Ciro Esposito in fin di vita, l’altro Ciro gioca: pallottole e palloni

ROMA – Ciro Esposito in fin di vita, l’altro Ciro gioca: pallottole e palloni. Il tifoso napoletano ferito a colpi di pistola durante l’assurdo pre partita della Finale di Coppa Italia a Roma è in fin di vita. Ciro Esposito è’ rimasto in grave condizioni all’ospedale Gemelli praticamente dal quel maledetto 3 maggio, quello del salto di qualità dell’estremismo ultrà, con un sedicente tifoso romanista che ha aperto il fuoco. Ciro rischia di non farcela, l’ultima infezione polmonare rischia di essergli fatale.
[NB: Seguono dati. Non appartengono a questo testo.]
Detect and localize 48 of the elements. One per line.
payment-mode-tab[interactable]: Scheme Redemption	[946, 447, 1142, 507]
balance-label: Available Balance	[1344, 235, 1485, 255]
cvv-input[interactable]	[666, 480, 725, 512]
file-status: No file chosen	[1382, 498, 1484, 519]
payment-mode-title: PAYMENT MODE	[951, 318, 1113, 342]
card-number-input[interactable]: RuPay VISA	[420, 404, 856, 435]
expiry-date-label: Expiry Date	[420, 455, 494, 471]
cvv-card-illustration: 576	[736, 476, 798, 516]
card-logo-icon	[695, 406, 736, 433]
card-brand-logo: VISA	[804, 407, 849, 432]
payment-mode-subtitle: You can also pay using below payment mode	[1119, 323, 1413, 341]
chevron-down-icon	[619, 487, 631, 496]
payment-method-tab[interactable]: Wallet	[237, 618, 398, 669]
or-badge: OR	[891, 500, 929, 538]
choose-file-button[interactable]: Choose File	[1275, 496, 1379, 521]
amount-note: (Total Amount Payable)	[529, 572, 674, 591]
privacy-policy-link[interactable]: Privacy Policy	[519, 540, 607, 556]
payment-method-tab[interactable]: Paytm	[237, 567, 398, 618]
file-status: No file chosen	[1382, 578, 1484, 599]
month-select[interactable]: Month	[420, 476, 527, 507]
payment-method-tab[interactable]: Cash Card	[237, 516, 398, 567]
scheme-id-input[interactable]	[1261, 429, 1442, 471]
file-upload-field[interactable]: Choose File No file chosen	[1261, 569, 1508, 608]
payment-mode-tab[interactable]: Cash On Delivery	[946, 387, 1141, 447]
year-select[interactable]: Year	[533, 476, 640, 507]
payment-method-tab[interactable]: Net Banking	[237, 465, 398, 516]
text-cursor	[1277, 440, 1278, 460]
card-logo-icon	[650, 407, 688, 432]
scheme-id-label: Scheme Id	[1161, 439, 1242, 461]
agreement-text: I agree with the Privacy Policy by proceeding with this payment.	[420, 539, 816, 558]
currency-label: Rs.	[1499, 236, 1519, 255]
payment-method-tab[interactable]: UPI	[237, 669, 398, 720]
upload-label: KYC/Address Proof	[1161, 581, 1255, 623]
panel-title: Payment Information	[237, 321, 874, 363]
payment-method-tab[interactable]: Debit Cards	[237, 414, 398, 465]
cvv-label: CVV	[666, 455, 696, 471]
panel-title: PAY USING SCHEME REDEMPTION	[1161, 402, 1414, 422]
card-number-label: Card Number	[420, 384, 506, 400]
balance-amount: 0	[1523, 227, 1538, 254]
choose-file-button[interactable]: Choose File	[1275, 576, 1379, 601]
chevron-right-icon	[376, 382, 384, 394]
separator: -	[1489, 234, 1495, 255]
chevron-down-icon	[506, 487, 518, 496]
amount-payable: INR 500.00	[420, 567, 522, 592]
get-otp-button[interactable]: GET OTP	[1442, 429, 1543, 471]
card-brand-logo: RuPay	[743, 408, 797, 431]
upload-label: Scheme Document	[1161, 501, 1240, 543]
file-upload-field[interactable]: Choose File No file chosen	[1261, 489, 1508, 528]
Sta giocando “la partita della vita” suggerisce la retorica pallonara.

Per pura coincidenza, però, un altro Ciro, un altro ragazzo napoletano, giocherà stasera una partita di calcio decisiva, in queste ore sta forse giustamente contemplando una gloria possibile, il gol della qualificazione e come si dice in questi casi della consacrazione mondiale.

Dice, ma chissenefrega di Ciro Immobile di fronte a una tragedia annunciata. Cosa c’entra la magia del pallone con una storia turpe di vendette insensate, cosa c’entra il Brasile con l’orrido De Santis, l’ultrà romanista che ha sparato? Nulla, a parte la concomitanza fortuita dei due Ciro della stessa città. A meno di considerare una finale di Coppa Italia uno spettacolo d’arte varia e non una partita di calcio. Per la quale in Italia si può morire. E non di passione.